Уже подходили с детьми к своему дому.
– Что он сказал? – спросила Мария.
– Днём он сказал мне «пошёл на», а сейчас сказал – «прости». И вроде как упал. На пол. Как это понимать, Маша? Сердечный приступ?
Агеева смеялась до слёз. Ваня крутил головой, ничего не мог понять.
– Ладно уж. Занеси Юльку и дуй, – разрешила супруга. – Не похоже на Женю, но явно напился. Подними его, если на полу, и уложи спать. Но не надерись там сам опять!
– Да что ты, Маша! – уже торопился с Юлькой в подъезд Агеев. Мол, как ты могла даже подумать такое!..
Друга застал уже лежащим на тахте. В спальне. До горла закрывшегося пледом. С выглядывающими ручками. Вцепившимися во весь стыд.
– Что же ты, а? – начал было Агеев.
– Я облажался, Гена, – перервал его лежащий. – Полностью. Я говнюк, Гена.
– Не встал, что ли?
– Да нет. Не в этом дело.
Несчастный искал новые сравнения себя с фекалиями:
– Я дерьмо, Гена. Болтающееся в проруби. Никак не могущее затонуть.
– Да объясни ты, чёрт подери, что произошло между вами!
– Тебе не понять, – уводил полные слёз глаза несчастный.
Только в кухне, выпив полстакана, смог более-менее внятно рассказать о себе и Кузичкиной. О встрече Нового года. Но о ночных геройствах своих – ни слова. Так же, как и о висящей шляпке на люстре сегодня. Просто было вчера – и всё.
– Ну так радуйся, Женя, радуйся, – после рюмки закусывал Агеев. Обсасывал любимое куриное крылышко: – Теперь у тебя есть женщина. Ты – человек.
– Но я оскорбил её, Гена, оскорбил! На всю жизнь!
– Господи, да чем же?
– Об этом нельзя говорить, нельзя. Невозможно, – только мотал головой. С дрожащими красными соплами, весь на старых дрожжах – опять пьяный.
Да, по части женщин – со сдвигом чувак. Правда, что как это самое. В проруби. Которое ни туда ни сюда.
– Ну-ну, успокойся.
Поднял. Повёл обратно в спальню. Табак сразу смирился, замолчал.
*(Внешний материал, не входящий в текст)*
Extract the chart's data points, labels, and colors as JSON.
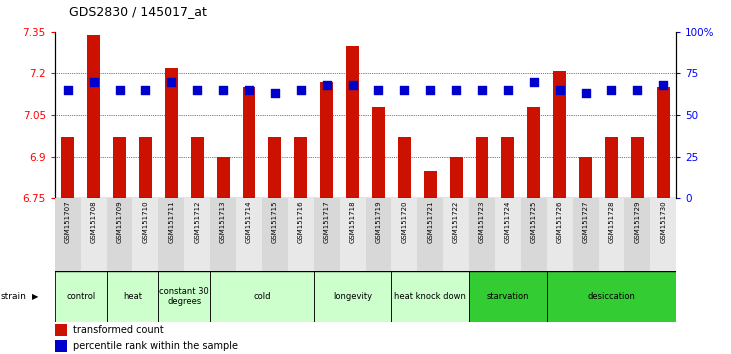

Но на тахте разом ударил храпом из запрокинутой глотки.
Эко его! – морщился Агеев. Кое-как повернул на бок. Но и в стену сразу ударило. Начало пробивать. Перфоратором.
Как же они спали вместе? – невольно думал Агеев.
4
Табак опять затаился. Не приходил и не звонил. Уже несколько дней.
Кузичкина растерялась, она что теперь – свободна, не занята, соломенная вдова? Тут для закидона искала и нашла в интернете способ, как избавиться от храпа, простой способ, эффективный (молотком по голове, что ли?), а ему, оказывается, уже ничего не надо – храпеть будет один, свободный.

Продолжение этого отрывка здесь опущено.